A link to the article “Workplace Stress as a Trigger for Addiction” has been included http://stepstorecovery.com/workplace-stress-addiction/  for those who are interested in reading about the link between stressful work environment and the use of drugs and alcohol to cope.  Additionally, it provides alternatives available to promote a healthy lifestyle.


Reduce Your Chemical Load

There are many ways in which we overstress our bodies, including the chemical loads we place upon them. The human body seems to function best when it is cared for naturally, yet in today’s day and age we often overlook the unnatural products we use and the effect those have on our health.  Placing a large chemical burden on the body can reduce the effectiveness of its organs (ex. liver and kidneys), systems (ex. nervous, lymphatic, immune) and more…..potentially leading to imbalance and health problems.

Examples of the products we use and consume which often have chemicals include pesticides (used in the home and on our foods), cleaning supplies, laundry soap, fabric softener, products used on our skin (ex soap, shampoo, lotion), perfume/cologne and air freshener.

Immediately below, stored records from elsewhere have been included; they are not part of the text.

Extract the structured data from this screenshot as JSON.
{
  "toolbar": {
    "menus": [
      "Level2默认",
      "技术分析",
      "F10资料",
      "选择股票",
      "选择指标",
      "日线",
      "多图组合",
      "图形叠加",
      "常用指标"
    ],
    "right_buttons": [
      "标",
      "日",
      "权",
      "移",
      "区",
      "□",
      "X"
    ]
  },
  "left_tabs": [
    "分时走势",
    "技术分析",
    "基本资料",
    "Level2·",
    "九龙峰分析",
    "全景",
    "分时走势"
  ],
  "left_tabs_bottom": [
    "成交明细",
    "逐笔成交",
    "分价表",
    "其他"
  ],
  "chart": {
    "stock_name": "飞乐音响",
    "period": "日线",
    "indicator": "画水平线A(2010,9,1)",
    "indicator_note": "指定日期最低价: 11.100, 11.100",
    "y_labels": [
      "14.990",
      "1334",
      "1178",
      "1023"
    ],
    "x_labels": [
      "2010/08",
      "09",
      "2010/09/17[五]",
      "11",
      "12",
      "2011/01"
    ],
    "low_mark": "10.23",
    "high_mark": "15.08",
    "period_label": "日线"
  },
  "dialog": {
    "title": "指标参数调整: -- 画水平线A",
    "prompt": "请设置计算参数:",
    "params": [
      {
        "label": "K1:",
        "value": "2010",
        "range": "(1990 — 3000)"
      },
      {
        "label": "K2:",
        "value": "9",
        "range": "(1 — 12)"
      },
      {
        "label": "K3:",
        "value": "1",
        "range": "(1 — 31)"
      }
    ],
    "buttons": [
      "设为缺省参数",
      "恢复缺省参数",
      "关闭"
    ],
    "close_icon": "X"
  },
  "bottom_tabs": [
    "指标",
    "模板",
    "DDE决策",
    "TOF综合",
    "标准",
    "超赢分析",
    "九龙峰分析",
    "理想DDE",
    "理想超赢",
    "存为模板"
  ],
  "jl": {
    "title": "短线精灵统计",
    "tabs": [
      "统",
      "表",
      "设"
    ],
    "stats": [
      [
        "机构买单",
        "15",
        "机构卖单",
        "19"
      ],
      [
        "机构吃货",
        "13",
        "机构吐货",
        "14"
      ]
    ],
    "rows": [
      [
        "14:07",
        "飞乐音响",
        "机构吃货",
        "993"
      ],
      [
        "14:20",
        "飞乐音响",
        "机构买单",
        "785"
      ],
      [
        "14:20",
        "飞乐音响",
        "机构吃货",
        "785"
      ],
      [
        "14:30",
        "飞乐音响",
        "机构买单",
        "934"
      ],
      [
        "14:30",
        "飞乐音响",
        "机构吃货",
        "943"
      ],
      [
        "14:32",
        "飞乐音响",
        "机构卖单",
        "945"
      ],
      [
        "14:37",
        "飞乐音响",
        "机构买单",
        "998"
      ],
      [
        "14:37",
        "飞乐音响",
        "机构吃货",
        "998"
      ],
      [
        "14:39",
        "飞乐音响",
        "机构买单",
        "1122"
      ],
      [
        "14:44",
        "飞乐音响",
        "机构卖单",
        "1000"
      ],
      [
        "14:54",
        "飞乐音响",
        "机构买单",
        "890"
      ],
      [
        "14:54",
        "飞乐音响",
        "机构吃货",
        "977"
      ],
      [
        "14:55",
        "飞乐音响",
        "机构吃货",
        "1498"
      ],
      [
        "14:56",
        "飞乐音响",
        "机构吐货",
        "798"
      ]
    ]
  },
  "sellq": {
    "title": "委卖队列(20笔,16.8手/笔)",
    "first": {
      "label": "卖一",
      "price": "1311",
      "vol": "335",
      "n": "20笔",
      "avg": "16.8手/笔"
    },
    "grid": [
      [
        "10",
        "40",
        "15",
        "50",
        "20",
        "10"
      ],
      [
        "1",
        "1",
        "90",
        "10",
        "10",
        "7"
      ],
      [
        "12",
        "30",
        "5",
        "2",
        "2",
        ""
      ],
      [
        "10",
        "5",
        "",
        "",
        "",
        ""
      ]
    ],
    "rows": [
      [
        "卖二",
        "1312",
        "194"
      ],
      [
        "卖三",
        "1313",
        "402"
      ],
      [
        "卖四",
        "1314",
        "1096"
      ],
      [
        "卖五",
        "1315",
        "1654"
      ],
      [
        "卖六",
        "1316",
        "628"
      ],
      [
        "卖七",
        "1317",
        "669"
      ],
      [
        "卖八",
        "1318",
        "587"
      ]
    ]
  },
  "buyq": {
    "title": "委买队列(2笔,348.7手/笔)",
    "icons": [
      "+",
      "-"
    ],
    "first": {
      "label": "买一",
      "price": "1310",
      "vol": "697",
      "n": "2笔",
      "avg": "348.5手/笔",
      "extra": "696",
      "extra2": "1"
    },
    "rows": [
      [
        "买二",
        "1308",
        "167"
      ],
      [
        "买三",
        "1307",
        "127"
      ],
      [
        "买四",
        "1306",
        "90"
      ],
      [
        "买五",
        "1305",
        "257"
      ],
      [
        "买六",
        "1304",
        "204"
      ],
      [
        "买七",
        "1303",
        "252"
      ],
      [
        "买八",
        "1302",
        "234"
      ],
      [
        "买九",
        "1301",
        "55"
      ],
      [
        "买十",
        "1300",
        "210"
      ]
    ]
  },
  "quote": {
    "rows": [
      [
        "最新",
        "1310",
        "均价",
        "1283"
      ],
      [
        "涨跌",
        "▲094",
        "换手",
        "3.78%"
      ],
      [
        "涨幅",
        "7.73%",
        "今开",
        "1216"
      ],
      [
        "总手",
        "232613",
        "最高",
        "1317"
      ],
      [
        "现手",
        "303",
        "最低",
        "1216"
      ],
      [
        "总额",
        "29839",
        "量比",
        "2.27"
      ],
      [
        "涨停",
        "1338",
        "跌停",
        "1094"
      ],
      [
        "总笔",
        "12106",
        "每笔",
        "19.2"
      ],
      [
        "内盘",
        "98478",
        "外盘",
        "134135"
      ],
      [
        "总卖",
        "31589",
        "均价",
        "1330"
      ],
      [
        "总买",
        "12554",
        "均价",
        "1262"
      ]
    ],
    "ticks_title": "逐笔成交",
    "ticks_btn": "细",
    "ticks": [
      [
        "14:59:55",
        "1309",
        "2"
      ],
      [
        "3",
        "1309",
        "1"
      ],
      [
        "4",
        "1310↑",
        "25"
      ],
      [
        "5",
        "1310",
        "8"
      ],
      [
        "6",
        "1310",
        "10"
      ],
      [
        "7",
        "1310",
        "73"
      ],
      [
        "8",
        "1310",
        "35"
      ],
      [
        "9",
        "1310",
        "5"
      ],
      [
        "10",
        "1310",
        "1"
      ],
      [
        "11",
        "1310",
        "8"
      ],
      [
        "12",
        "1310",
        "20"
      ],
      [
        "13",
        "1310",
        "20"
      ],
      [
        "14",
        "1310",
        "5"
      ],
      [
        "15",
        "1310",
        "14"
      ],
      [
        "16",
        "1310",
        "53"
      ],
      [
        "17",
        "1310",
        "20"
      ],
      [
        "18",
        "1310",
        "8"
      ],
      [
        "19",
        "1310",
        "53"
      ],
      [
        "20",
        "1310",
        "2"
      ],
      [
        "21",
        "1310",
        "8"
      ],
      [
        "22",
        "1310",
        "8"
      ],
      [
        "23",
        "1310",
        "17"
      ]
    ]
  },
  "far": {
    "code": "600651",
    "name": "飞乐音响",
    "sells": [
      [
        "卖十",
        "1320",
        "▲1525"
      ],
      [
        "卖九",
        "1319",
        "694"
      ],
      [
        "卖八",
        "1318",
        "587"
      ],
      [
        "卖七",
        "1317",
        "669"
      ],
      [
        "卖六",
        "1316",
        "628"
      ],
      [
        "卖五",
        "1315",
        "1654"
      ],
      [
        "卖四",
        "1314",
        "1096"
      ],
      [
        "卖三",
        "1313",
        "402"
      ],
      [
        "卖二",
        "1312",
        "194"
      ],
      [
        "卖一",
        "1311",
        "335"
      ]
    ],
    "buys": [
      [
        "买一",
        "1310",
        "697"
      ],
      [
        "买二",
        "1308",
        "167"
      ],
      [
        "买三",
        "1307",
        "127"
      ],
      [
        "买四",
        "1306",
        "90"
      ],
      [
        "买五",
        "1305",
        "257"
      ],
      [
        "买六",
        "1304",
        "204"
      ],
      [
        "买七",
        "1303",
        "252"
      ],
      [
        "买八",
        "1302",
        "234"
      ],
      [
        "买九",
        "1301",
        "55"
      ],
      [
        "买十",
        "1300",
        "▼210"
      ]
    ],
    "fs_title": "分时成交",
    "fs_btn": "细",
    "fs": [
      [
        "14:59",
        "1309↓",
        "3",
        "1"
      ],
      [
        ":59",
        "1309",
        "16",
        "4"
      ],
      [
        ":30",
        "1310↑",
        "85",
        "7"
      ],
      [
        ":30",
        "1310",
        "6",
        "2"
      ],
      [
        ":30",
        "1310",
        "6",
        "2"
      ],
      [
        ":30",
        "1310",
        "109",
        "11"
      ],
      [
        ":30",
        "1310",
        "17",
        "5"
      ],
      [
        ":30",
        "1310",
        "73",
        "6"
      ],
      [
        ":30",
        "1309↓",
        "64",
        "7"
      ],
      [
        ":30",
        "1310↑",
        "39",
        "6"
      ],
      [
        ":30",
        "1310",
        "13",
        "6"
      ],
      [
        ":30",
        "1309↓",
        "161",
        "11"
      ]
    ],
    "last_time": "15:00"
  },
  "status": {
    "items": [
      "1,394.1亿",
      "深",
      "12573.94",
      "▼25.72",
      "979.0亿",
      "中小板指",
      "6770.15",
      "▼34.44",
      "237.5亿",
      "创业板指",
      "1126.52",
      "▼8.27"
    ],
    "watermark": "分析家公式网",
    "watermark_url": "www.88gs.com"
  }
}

There are healthier versions or replacements of the above products which can be used.  There are “green” pesticide services, such as “Go Green” that use organic products such as peppermint or rosemary oil rather than harsh chemicals to rid your home of spiders and insects.  Certified organic food can be purchased that is free of pesticides often used in the growth and production process.  Meat that is labeled free of antibiotics and steroids is also available.  These foods can be purchased at a natural grocery store or in the natural foods section of the grocery store.  If you can’t afford to buy organic food or are unsure of where to begin, start by researching the “Dirty Dozen”, those foods that have been found to have the highest concentration of pesticides.

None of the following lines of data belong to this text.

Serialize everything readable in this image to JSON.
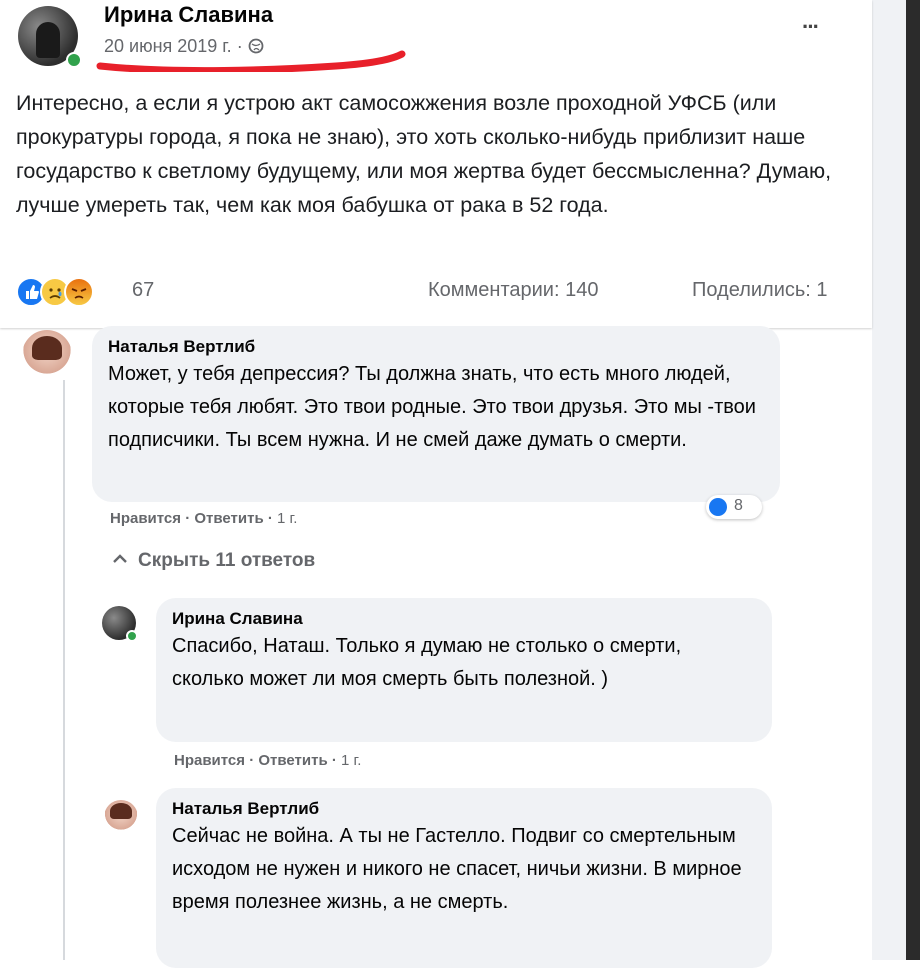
{
  "post": {
    "author": "Ирина Славина",
    "date": "20 июня 2019 г.",
    "privacy_separator": "·",
    "more_label": "···",
    "text": "Интересно, а если я устрою акт самосожжения возле проходной УФСБ (или прокуратуры города, я пока не знаю), это хоть сколько-нибудь приблизит наше государство к светлому будущему, или моя жертва будет бессмысленна? Думаю, лучше умереть так, чем как моя бабушка от рака в 52 года.",
    "reaction_count": "67",
    "comments_label": "Комментарии: 140",
    "shares_label": "Поделились: 1",
    "reactions": [
      "like-icon",
      "sad-icon",
      "angry-icon"
    ]
  },
  "comments": [
    {
      "author": "Наталья Вертлиб",
      "text": "Может, у тебя депрессия? Ты должна знать, что есть много людей, которые тебя любят. Это твои родные. Это твои друзья. Это мы -твои подписчики. Ты всем нужна. И не смей даже думать о смерти.",
      "like_label": "Нравится",
      "reply_label": "Ответить",
      "time": "1 г.",
      "reaction_count": "8"
    }
  ],
  "hide_replies_label": "Скрыть 11 ответов",
  "replies": [
    {
      "author": "Ирина Славина",
      "text": "Спасибо, Наташ. Только я думаю не столько о смерти, сколько может ли моя смерть быть полезной. )",
      "like_label": "Нравится",
      "reply_label": "Ответить",
      "time": "1 г."
    },
    {
      "author": "Наталья Вертлиб",
      "text": "Сейчас не война. А ты не Гастелло. Подвиг со смертельным исходом не нужен и никого не спасет, ничьи жизни. В мирное время полезнее жизнь, а не смерть."
    }
  ],
  "colors": {
    "background": "#ffffff",
    "bubble": "#f0f2f5",
    "secondary_text": "#65676b",
    "like_blue": "#1877f2",
    "online_green": "#31a24c",
    "annotation_red": "#e8202a"
  }
}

A mixture of distilled white vinegar and water can be used as a cleaning solution that has antibacterial and anti-fungal properties.  “Green” cleaning products are easy to find at the health food store or in the natural foods section of the grocery store.

“Free and clear” versions of laundry soap are preferable to those with fragrance and dyes.  These can easily be found wherever you usually purchase detergent and green versions are available at the natural grocery store.  Eliminating the use of fabric softener is best to avoid irritation and/or chemical exposure to the skin.  Natural soaps and sulfate-free shampoos are best for the skin and can be found in natural food stores.  Reducing or eliminating perfumes, colognes and air fresheners can also help to lighten your chemical load.  Essential oils can be used as a natural replacement of perfumes and air fresheners.

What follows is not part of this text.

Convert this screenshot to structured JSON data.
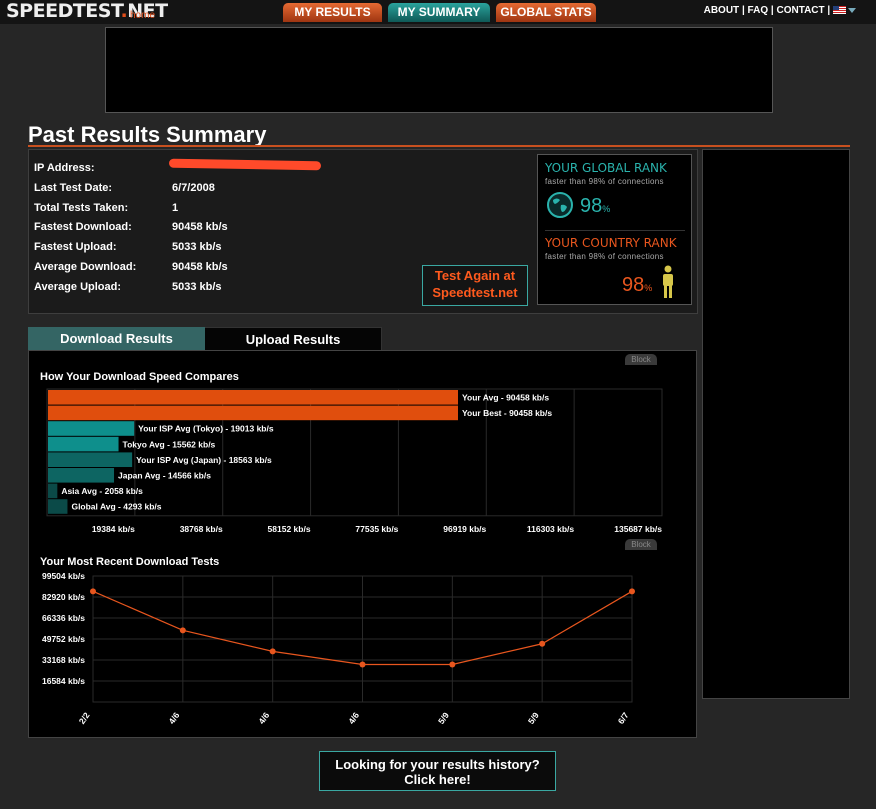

It is important to include methods of detoxification into your self-care regimen.  It is recommended that you seek the advice of your medical doctor, holistic doctor, or appropriate medical professional if you have questions regarding detoxification methods or beginning a new detoxifying regimen.  Some gentle methods of detoxification include eating greens on a regular bases, drinking plenty of filtered water, exercising to the point of perspiration several times a week, taking regular Epsom salt baths (add 2 cups of Epsom salt to a bath as warm as you are comfortable for 30 minutes), sitting in an infrared sauna (no longer than 30 minutes) and detoxifying foot baths.

Taking a natural approach to caring for your body is helpful to keep it functioning optimally.  Awareness regarding chemical exposure is a good place to start.  Fortunately, replacements and substitutions for products containing chemicals are readily available.  Going “green” or getting back to nature with your self-care is another great way to ease the stress put upon your body.


Power Up with a Healthy Breakfast

It is often said that breakfast is the most important meal of the day.  Starting the day with nutritionally dense foods helps the body by providing energy, boosting metabolism, maintenance of healthy blood sugar levels and improves focus and concentration.   Breakfast with foods that are low on the glycemic index, high in fiber and combined with lean protein and good fats is sure to get your day off to a great start.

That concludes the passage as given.